Op-Ed: A dismissal at Customs and Border Protection shows how hard law enforcement reform can be
(Photo: The Washington Times)
It happens all the time in the U.S. of A.
In April, as President Trump became increasingly frustrated with a lack of progress on immigration policy, he asked Homeland Security Secretary Gen. John Kelly to start the process of dismissing Border Patrol Chief Carla Provost.
The story of Provost’s firing got national headlines. It was a stunning example of the sometimes-harsh, sometimes-pathetic nature of one of President Trump’s favorite tactics – the use of the government as an occupying force.
As with the firing of former IRS Commissioner Douglas Shulman, Trump was apparently using the White House, which he has so far kept largely out of the immigration fray, to go after one of his chief targets — a key member of Customs and Border Protection. It did not appear to be illegal, it simply was.
As Kelly explained during his Senate confirmation hearing last week, Provost was removed not from the rank of an agent but, rather, as the head of the agency’s Office of Field Operations. Her responsibility was to develop field operations within the field, much of it involving international border security.
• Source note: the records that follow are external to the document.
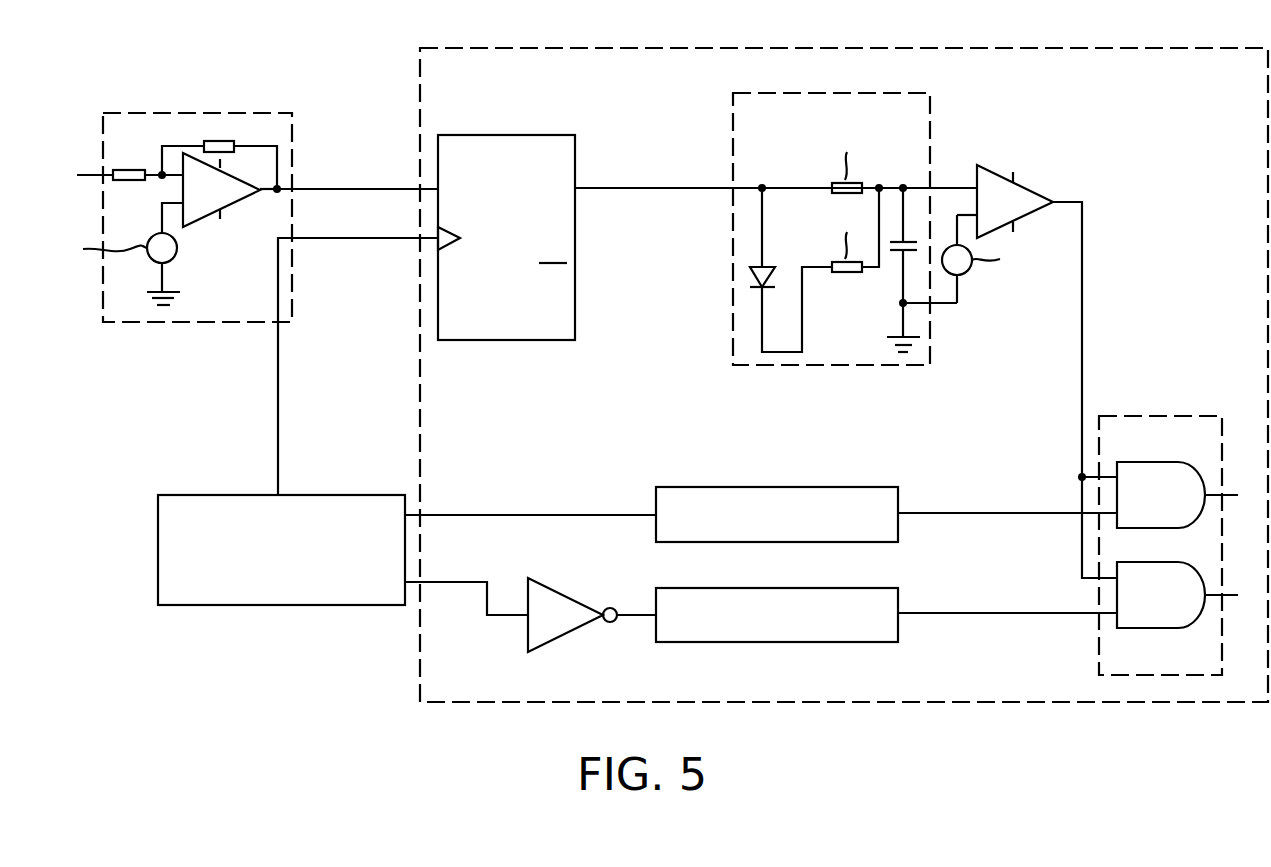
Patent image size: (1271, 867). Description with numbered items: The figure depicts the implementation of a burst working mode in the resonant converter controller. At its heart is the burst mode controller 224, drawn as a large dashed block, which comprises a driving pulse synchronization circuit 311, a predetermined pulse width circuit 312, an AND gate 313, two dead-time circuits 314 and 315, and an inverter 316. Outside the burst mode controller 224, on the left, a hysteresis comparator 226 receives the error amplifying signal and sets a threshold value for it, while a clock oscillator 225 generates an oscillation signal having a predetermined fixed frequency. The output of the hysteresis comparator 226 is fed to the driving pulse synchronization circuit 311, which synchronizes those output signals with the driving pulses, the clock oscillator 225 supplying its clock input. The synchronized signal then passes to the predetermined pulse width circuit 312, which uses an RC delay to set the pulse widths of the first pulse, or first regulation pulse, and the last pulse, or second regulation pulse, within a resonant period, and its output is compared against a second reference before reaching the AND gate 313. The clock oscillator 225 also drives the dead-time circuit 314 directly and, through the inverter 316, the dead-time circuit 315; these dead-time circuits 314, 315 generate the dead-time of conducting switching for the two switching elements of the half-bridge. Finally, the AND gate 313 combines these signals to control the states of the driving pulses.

The burst mode controller 224 is at (421, 56).
The clock oscillator 225 is at (160, 495).
The hysteresis comparator 226 is at (198, 113).
The driving pulse synchronization circuit 311 is at (507, 135).
The predetermined pulse width circuit 312 is at (735, 96).
The AND gate 313 is at (1157, 416).
The dead-time circuit 314 is at (656, 487).
The dead-time circuit 315 is at (656, 588).
The inverter 316 is at (566, 596).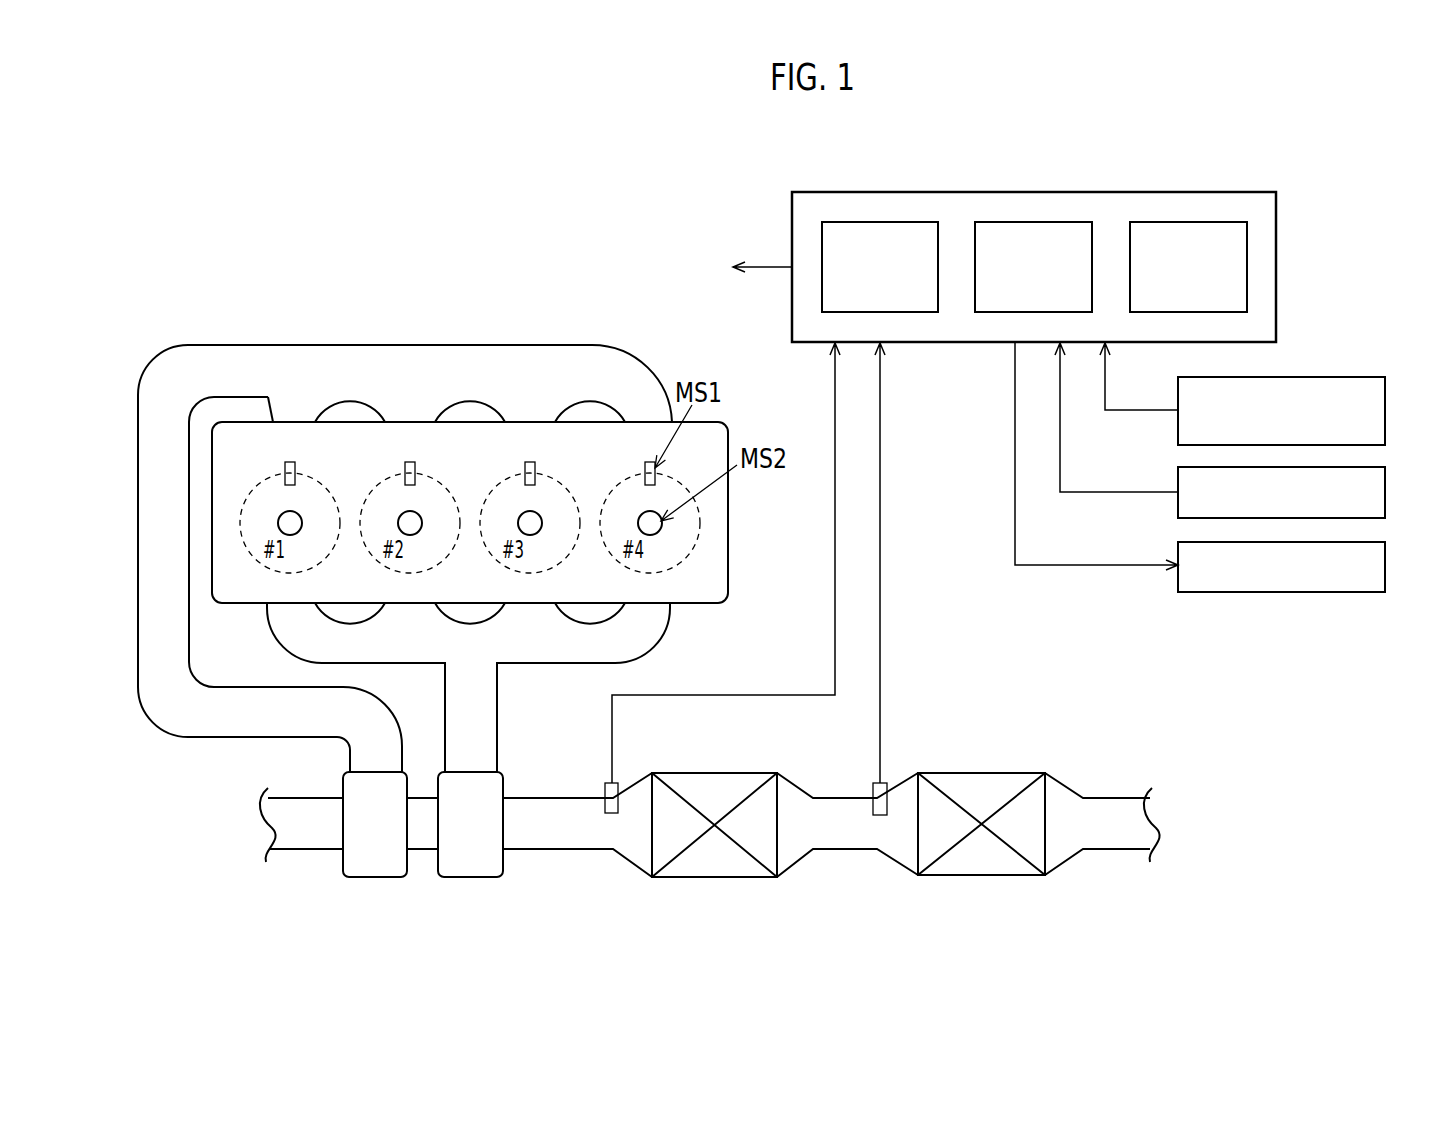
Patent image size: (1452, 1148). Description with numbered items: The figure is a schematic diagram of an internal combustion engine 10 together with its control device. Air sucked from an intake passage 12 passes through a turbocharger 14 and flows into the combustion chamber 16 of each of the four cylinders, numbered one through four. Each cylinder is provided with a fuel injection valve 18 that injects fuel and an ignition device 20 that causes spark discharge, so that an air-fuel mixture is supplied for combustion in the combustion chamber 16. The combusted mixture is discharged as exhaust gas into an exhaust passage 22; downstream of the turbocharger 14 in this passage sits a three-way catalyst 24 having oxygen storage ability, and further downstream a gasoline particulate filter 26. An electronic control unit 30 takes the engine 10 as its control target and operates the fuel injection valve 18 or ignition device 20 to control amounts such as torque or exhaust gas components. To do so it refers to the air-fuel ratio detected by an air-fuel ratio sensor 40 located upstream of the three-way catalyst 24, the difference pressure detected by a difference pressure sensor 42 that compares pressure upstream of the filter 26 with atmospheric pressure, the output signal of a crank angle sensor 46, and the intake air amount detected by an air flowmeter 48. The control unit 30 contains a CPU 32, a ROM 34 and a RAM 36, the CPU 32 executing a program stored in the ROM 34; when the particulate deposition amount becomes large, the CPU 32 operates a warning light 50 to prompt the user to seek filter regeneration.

The internal combustion engine 10 is at (520, 279).
The intake passage 12 is at (290, 848).
The turbocharger 14 is at (413, 882).
The combustion chamber 16 is at (252, 510).
The fuel injection valve 18 is at (290, 462).
The ignition device 20 is at (302, 523).
The exhaust passage 22 is at (666, 634).
The three-way catalyst 24 is at (710, 862).
The gasoline particulate filter 26 is at (977, 863).
The electronic control unit 30 is at (1252, 192).
The central processing unit 32 is at (880, 222).
The read only memory 34 is at (1033, 222).
The random access memory 36 is at (1188, 222).
The air-fuel ratio sensor 40 is at (604, 781).
The difference pressure sensor 42 is at (872, 781).
The crank angle sensor 46 is at (1385, 410).
The air flowmeter 48 is at (1385, 495).
The warning light 50 is at (1385, 567).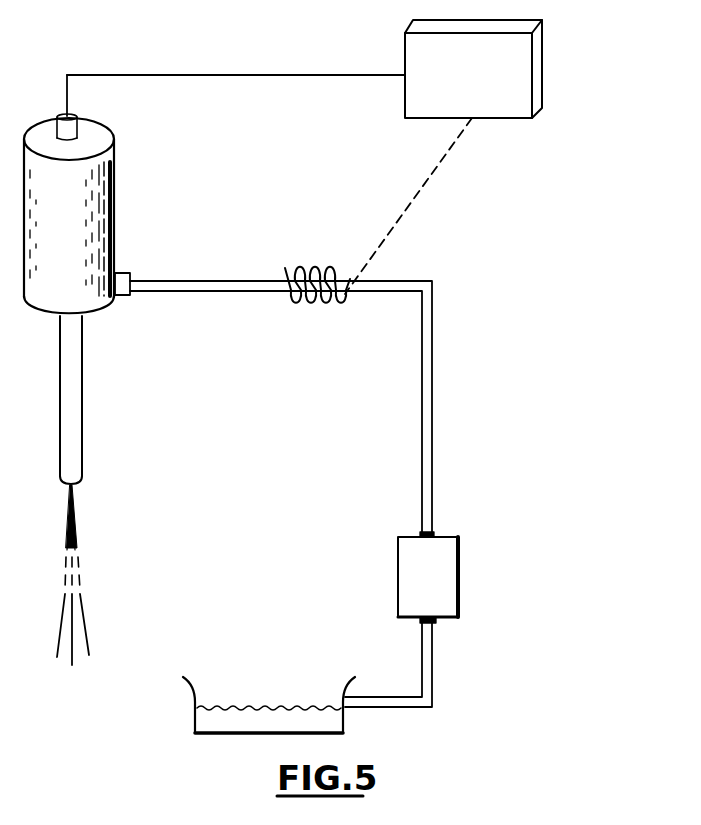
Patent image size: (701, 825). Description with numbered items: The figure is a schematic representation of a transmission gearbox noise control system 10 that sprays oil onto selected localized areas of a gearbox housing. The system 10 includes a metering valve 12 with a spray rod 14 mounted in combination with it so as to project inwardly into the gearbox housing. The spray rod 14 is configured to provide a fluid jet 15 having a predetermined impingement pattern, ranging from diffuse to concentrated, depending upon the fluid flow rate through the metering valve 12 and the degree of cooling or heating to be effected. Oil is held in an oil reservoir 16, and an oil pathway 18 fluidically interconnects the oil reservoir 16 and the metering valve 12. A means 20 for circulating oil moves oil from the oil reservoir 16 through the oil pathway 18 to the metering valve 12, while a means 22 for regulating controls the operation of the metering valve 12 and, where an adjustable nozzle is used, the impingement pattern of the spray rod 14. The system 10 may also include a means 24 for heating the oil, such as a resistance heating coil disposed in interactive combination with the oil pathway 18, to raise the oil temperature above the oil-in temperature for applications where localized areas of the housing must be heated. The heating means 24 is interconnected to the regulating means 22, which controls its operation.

The transmission gearbox noise control system 10 is at (540, 256).
The metering valve 12 is at (112, 184).
The spray rod 14 is at (77, 430).
The fluid jet 15 is at (78, 542).
The oil reservoir 16 is at (195, 706).
The oil pathway 18 is at (432, 458).
The means for circulating oil 20 is at (443, 585).
The means for regulating 22 is at (481, 85).
The means for heating the oil 24 is at (310, 300).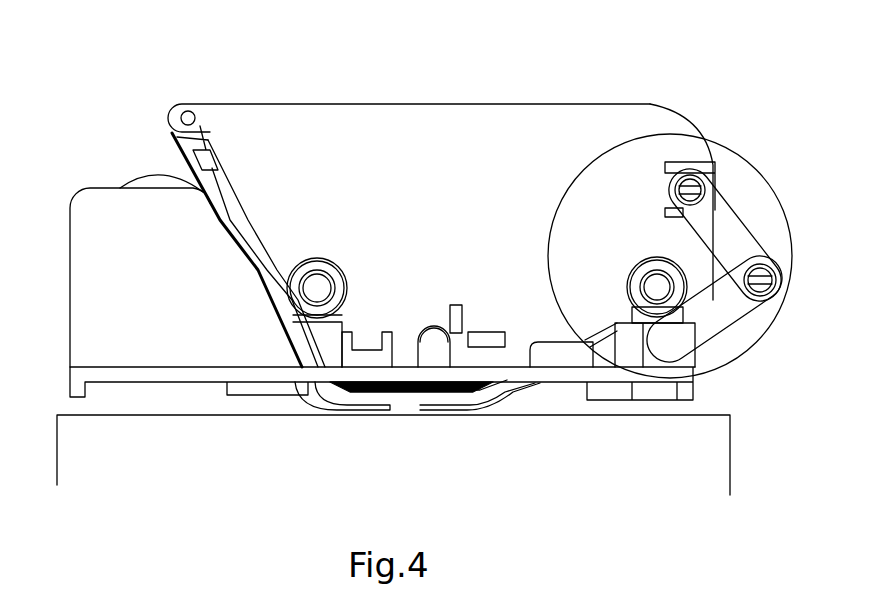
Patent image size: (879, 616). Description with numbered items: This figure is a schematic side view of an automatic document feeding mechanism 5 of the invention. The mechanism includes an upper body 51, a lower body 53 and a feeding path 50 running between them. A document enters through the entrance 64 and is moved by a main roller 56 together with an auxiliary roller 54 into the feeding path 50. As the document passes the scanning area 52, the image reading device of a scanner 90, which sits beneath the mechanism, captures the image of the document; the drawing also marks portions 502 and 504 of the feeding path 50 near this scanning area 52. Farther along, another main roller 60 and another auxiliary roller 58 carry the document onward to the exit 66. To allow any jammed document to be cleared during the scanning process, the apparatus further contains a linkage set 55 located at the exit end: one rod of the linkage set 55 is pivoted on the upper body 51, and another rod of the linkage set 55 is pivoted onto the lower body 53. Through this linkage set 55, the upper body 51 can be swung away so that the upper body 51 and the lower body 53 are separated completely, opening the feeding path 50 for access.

The printer head assembly 5 is at (417, 85).
The upper body 51 is at (450, 130).
The entrance 64 is at (170, 162).
The auxiliary roller 54 is at (280, 312).
The lower body 53 is at (120, 293).
The main roller 56 is at (327, 270).
The feeding path 50 is at (333, 392).
The thin plate portion 502 is at (377, 387).
The scanning area 52 is at (402, 410).
The strip portion 504 is at (480, 403).
The scanner 90 is at (712, 462).
The main roller 60 is at (647, 275).
The auxiliary roller 58 is at (695, 357).
The linkage set 55 is at (745, 250).
The exit 66 is at (713, 345).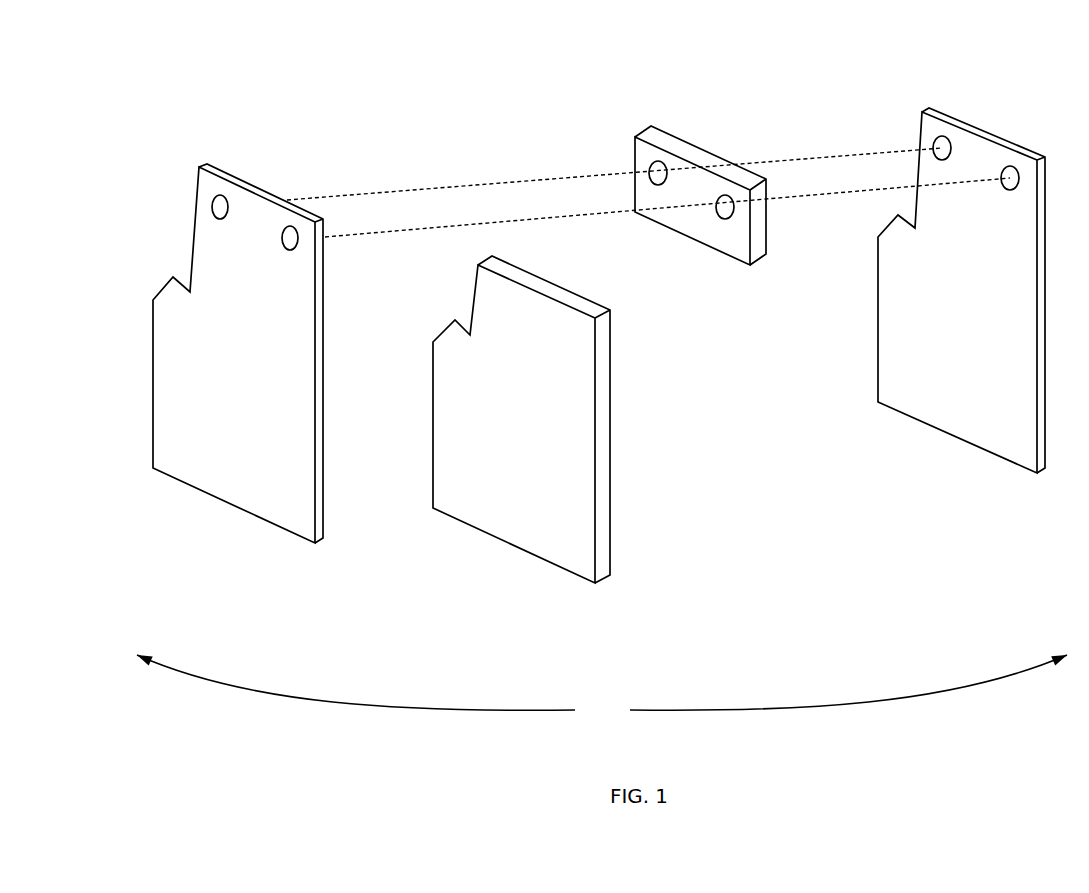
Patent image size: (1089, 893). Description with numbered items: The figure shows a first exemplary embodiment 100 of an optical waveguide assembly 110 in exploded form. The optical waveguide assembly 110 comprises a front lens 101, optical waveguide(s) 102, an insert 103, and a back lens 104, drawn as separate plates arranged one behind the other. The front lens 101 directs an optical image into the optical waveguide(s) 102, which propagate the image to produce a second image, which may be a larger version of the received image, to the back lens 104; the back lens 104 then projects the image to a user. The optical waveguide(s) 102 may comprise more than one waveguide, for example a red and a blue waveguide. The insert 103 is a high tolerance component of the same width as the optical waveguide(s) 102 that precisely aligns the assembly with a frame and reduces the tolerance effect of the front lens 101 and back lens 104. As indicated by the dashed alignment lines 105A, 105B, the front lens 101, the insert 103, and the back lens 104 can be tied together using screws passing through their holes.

But there was another reason, too. Provost, an illegal alien herself, had been caught going through all the steps necessary to provide a fake or fraudulent citizenship document for a 17-year-old-boy.
In his interview, Kelly pointed out that border agents were being deployed to the United States’ northern border in large numbers to deter illegal immigration, but they had been given no additional resources to do that.
“You have to have someone to make the case of the border,” Kelly said. “And the only person that can address that is Carla Provost, who has been at OFO for 14 years. That’s why the president asked me to remove her.”